I did that, I do that, I put my son above all and it came at a price to my mental health. I want to share my story for other Preemie Parents out there.
If you read my blog you know what we went through, if not here is the cliffs notes version, my son was born 16 weeks early and we spent 157 days in the NICU, and 33 days in the childrens hospital, he almost died 4 times on us in hospital, but always came back. We were sent home 3 times, our first time being sent home, within 24 hours he stopped breathing and turned blue causing his RT (respiratory therapist) to start CPR and I called 911. My husband got the call at work and rushed to meet us at the hospital. We were back in the NICU for 48 hours, they didn’t find anything and sent him home, again. My husband was laying on our bed with him in his arms and he stopped breathing and turned blue, I started CPR on him while my husband called 911 and meet the paramedics at the door. This was 4 hours after our second discharge…
We were admitted back to the NICU for 12 days, and an additional 33 days in the childrens hospital, to get to the bottom of this.
When he was admitted again it took a lot for me to hold him again, or even touch him, I was so scared to touch my son…. How would that make you feel as a mom to be scared to hold your son? I felt like i was failing him, and finally the final time he was sent home I never slept, I watched him breath or held him just so I didn’t sleep and miss if he was in distress again.
I was forced to see a PTSD councillor, and I thought the doctors were nuts. I didn’t have PTSD, PTSD wasn’t something moms got. I was just having normal first time mom, and a preemie parent, anxiety and I brushed off all my feelings and focused on my son and never treated myself properly.
That was the worst decision I made as a mom. Now, 9 months after that final discharge, my PTSD is rearing its ugly head, again, to the point I panic if he spends the night at our parents places, I call my husband at 3 am to tell him to check on the baby because I have a gut feeling he stopped breathing again. Mixed that with work stresses I cannot cope, and I have to be medicated in order to keep my life in order, so I can be the best mom I can be for my son. And so I can be the best wife I can be for my husband, who is being a saint through all this.
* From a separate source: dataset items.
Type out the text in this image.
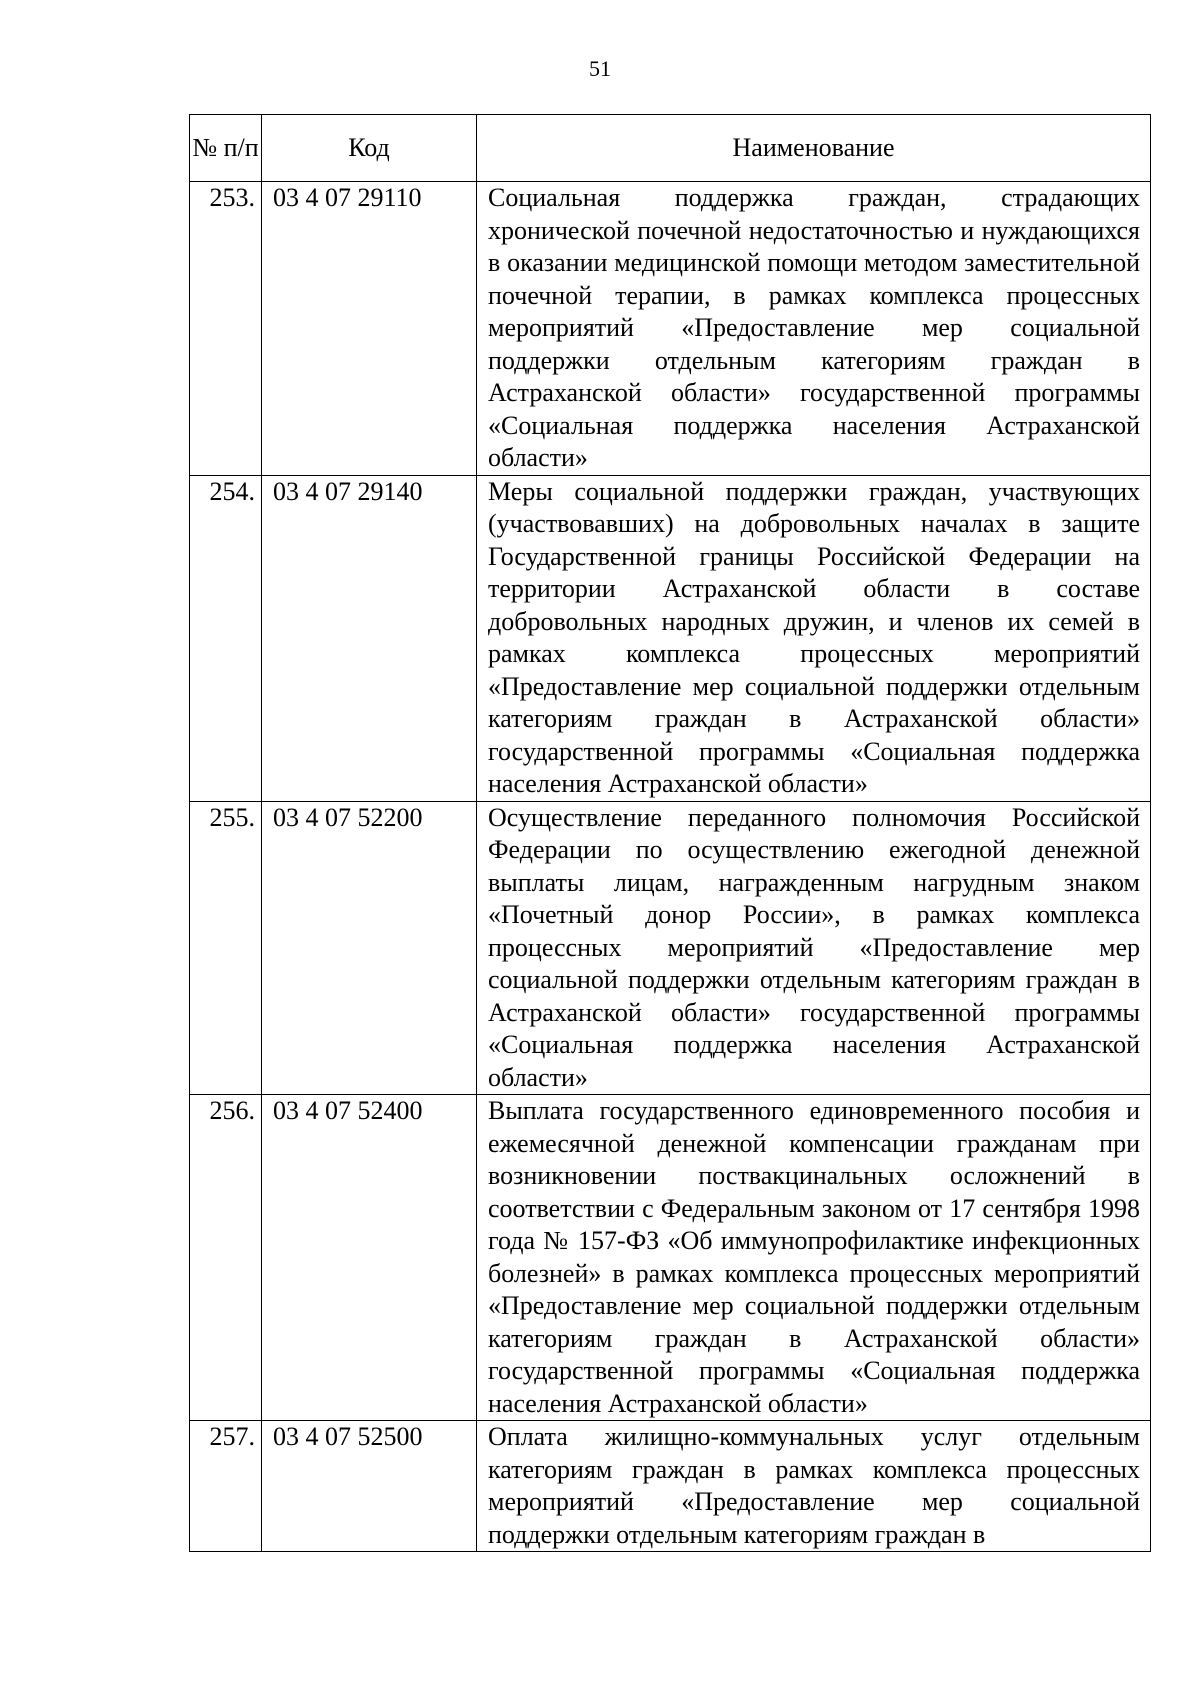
51
№ п/п	Код	Наименование
253.	03 4 07 29110	Социальная поддержка граждан, страдающих хронической почечной недостаточностью и нуждающихся в оказании медицинской помощи методом заместительной почечной терапии, в рамках комплекса процессных мероприятий «Предоставление мер социальной поддержки отдельным категориям граждан в Астраханской области» государственной программы «Социальная поддержка населения Астраханской области»
254.	03 4 07 29140	Меры социальной поддержки граждан, участвующих (участвовавших) на добровольных началах в защите Государственной границы Российской Федерации на территории Астраханской области в составе добровольных народных дружин, и членов их семей в рамках комплекса процессных мероприятий «Предоставление мер социальной поддержки отдельным категориям граждан в Астраханской области» государственной программы «Социальная поддержка населения Астраханской области»
255.	03 4 07 52200	Осуществление переданного полномочия Российской Федерации по осуществлению ежегодной денежной выплаты лицам, награжденным нагрудным знаком «Почетный донор России», в рамках комплекса процессных мероприятий «Предоставление мер социальной поддержки отдельным категориям граждан в Астраханской области» государственной программы «Социальная поддержка населения Астраханской области»
256.	03 4 07 52400	Выплата государственного единовременного пособия и ежемесячной денежной компенсации гражданам при возникновении поствакцинальных осложнений в соответствии с Федеральным законом от 17 сентября 1998 года № 157-ФЗ «Об иммунопрофилактике инфекционных болезней» в рамках комплекса процессных мероприятий «Предоставление мер социальной поддержки отдельным категориям граждан в Астраханской области» государственной программы «Социальная поддержка населения Астраханской области»
257.	03 4 07 52500	Оплата жилищно-коммунальных услуг отдельным категориям граждан в рамках комплекса процессных мероприятий «Предоставление мер социальной поддержки отдельным категориям граждан в
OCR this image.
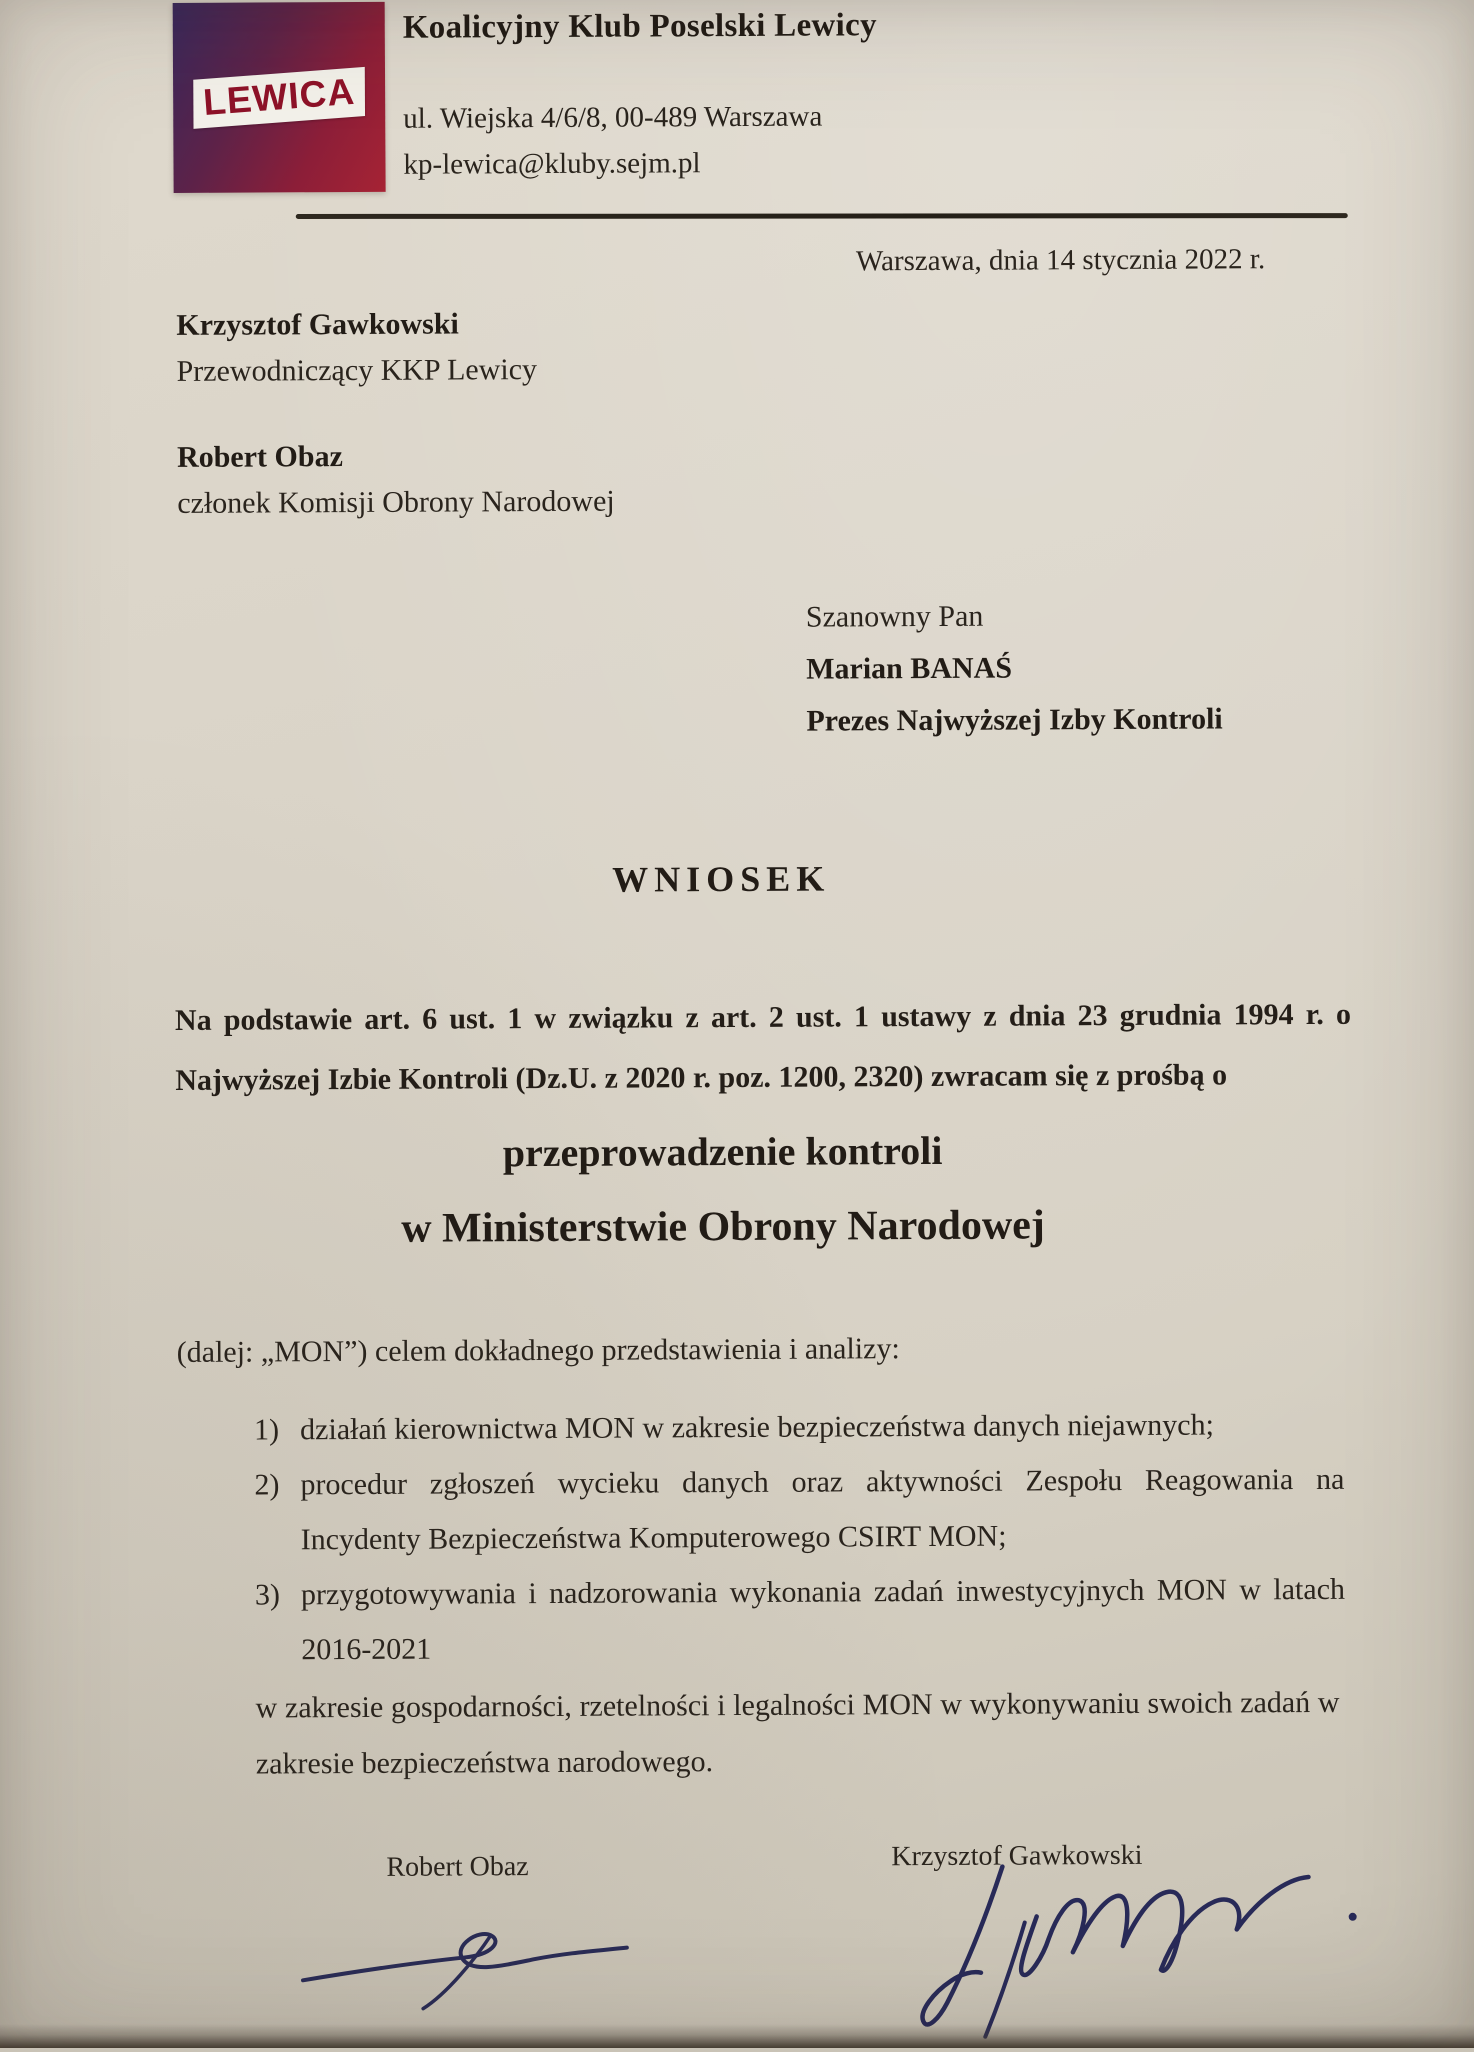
LEWICA
Koalicyjny Klub Poselski Lewicy
ul. Wiejska 4/6/8, 00-489 Warszawa
kp-lewica@kluby.sejm.pl
Warszawa, dnia 14 stycznia 2022 r.
Krzysztof Gawkowski
Przewodniczący KKP Lewicy
Robert Obaz
członek Komisji Obrony Narodowej
Szanowny Pan
Marian BANAŚ
Prezes Najwyższej Izby Kontroli
WNIOSEK

Na podstawie art. 6 ust. 1 w związku z art. 2 ust. 1 ustawy z dnia 23 grudnia 1994 r. o Najwyższej Izbie Kontroli (Dz.U. z 2020 r. poz. 1200, 2320) zwracam się z prośbą o

przeprowadzenie kontroli
w Ministerstwie Obrony Narodowej

(dalej: „MON”) celem dokładnego przedstawienia i analizy:

1) działań kierownictwa MON w zakresie bezpieczeństwa danych niejawnych;
2) procedur zgłoszeń wycieku danych oraz aktywności Zespołu Reagowania na Incydenty Bezpieczeństwa Komputerowego CSIRT MON;
3) przygotowywania i nadzorowania wykonania zadań inwestycyjnych MON w latach 2016-2021

w zakresie gospodarności, rzetelności i legalności MON w wykonywaniu swoich zadań w zakresie bezpieczeństwa narodowego.

Robert Obaz	Krzysztof Gawkowski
Had I addressed these issues earlier, and not buried them, I most likely would be in a better place, and not be on some of these medications. I am sharing this because PTSD is common in parents of preterm and sick infants, and it’s almost always untreated in a proper time, like mine. New moms of preterm and/or sick infants, not seeking treatment to help, you are not only doing an unjust thing for you, but your family as well. Please don’t be afraid to talk to someone.
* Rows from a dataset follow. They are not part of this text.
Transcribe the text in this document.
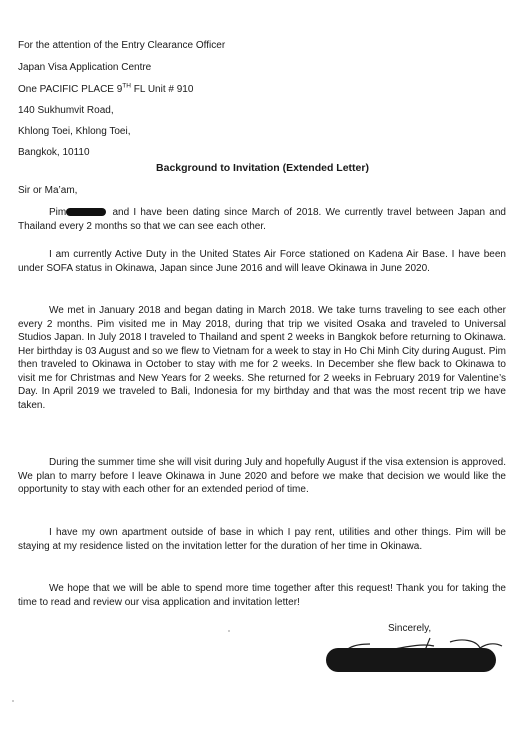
For the attention of the Entry Clearance Officer
Japan Visa Application Centre
One PACIFIC PLACE 9TH FL Unit # 910
140 Sukhumvit Road,
Khlong Toei, Khlong Toei,
Bangkok, 10110
Background to Invitation (Extended Letter)
Sir or Ma’am,

Pim	and I have been dating since March of 2018. We currently travel between Japan and Thailand every 2 months so that we can see each other.

I am currently Active Duty in the United States Air Force stationed on Kadena Air Base. I have been under SOFA status in Okinawa, Japan since June 2016 and will leave Okinawa in June 2020.

We met in January 2018 and began dating in March 2018. We take turns traveling to see each other every 2 months. Pim visited me in May 2018, during that trip we visited Osaka and traveled to Universal Studios Japan. In July 2018 I traveled to Thailand and spent 2 weeks in Bangkok before returning to Okinawa. Her birthday is 03 August and so we flew to Vietnam for a week to stay in Ho Chi Minh City during August. Pim then traveled to Okinawa in October to stay with me for 2 weeks. In December she flew back to Okinawa to visit me for Christmas and New Years for 2 weeks. She returned for 2 weeks in February 2019 for Valentine’s Day. In April 2019 we traveled to Bali, Indonesia for my birthday and that was the most recent trip we have taken.

During the summer time she will visit during July and hopefully August if the visa extension is approved. We plan to marry before I leave Okinawa in June 2020 and before we make that decision we would like the opportunity to stay with each other for an extended period of time.

I have my own apartment outside of base in which I pay rent, utilities and other things. Pim will be staying at my residence listed on the invitation letter for the duration of her time in Okinawa.

We hope that we will be able to spend more time together after this request! Thank you for taking the time to read and review our visa application and invitation letter!

Sincerely,
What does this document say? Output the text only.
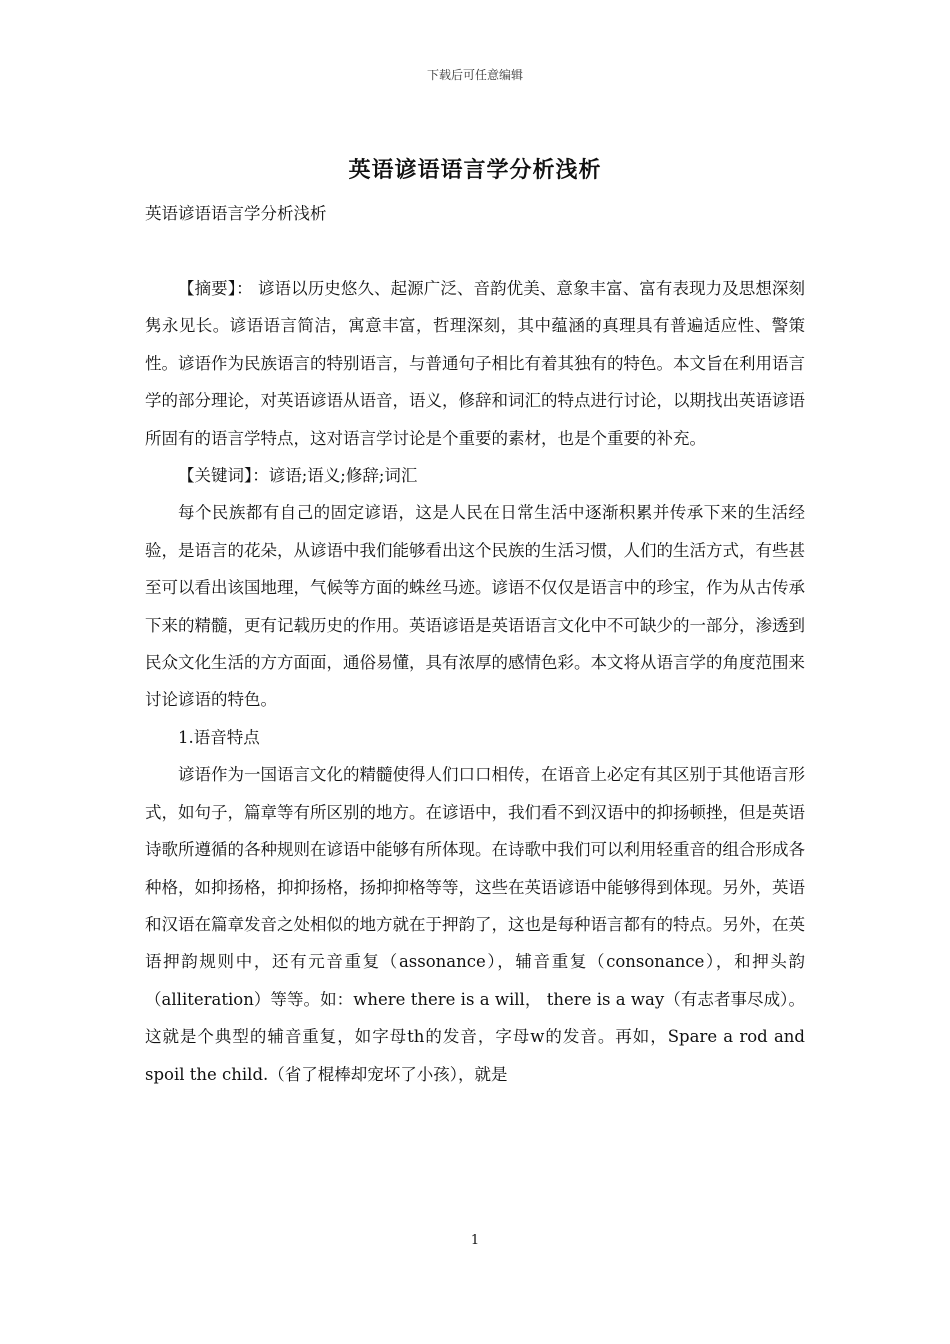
下载后可任意编辑
英语谚语语言学分析浅析
英语谚语语言学分析浅析

【摘要】： 谚语以历史悠久、起源广泛、音韵优美、意象丰富、富有表现力及思想深刻隽永见长。谚语语言简洁，寓意丰富，哲理深刻，其中蕴涵的真理具有普遍适应性、警策性。谚语作为民族语言的特别语言，与普通句子相比有着其独有的特色。本文旨在利用语言学的部分理论，对英语谚语从语音，语义，修辞和词汇的特点进行讨论，以期找出英语谚语所固有的语言学特点，这对语言学讨论是个重要的素材，也是个重要的补充。

【关键词】：谚语;语义;修辞;词汇

每个民族都有自己的固定谚语，这是人民在日常生活中逐渐积累并传承下来的生活经验，是语言的花朵，从谚语中我们能够看出这个民族的生活习惯，人们的生活方式，有些甚至可以看出该国地理，气候等方面的蛛丝马迹。谚语不仅仅是语言中的珍宝，作为从古传承下来的精髓，更有记载历史的作用。英语谚语是英语语言文化中不可缺少的一部分，渗透到民众文化生活的方方面面，通俗易懂，具有浓厚的感情色彩。本文将从语言学的角度范围来讨论谚语的特色。

1.语音特点

谚语作为一国语言文化的精髓使得人们口口相传，在语音上必定有其区别于其他语言形式，如句子，篇章等有所区别的地方。在谚语中，我们看不到汉语中的抑扬顿挫，但是英语诗歌所遵循的各种规则在谚语中能够有所体现。在诗歌中我们可以利用轻重音的组合形成各种格，如抑扬格，抑抑扬格，扬抑抑格等等，这些在英语谚语中能够得到体现。另外，英语和汉语在篇章发音之处相似的地方就在于押韵了，这也是每种语言都有的特点。另外，在英语押韵规则中，还有元音重复（assonance），辅音重复（consonance），和押头韵（alliteration）等等。如：where there is a will， there is a way（有志者事尽成）。这就是个典型的辅音重复，如字母th的发音，字母w的发音。再如，Spare a rod and spoil the child.（省了棍棒却宠坏了小孩），就是

1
In order for you to be the best parents you can be, you need to make sure you are taken care of as well, use the resources hospitals provid, social workers are there to help you find the help you need. Talk to them, talk to other moms, find a support group, create a support system of people you can talk to candidly. You are not a bad parent for taking a day to focus on your mental health!
Take a day to have a bubble bath, play with your other children, read a book, treat you and your significant other to dinner and a movie. If you are there every day, its ok to take a day, once and a while, for you. If you had a full term baby, a healthy baby, and you needed a break, you would call a sitter, a grandparent, or someone you trusted to watch the little one for a few hours so you could de stress and collect yourself. Why shouldn’t you be allowed to dp the same thing in this case?
Please moms and dads look after you too.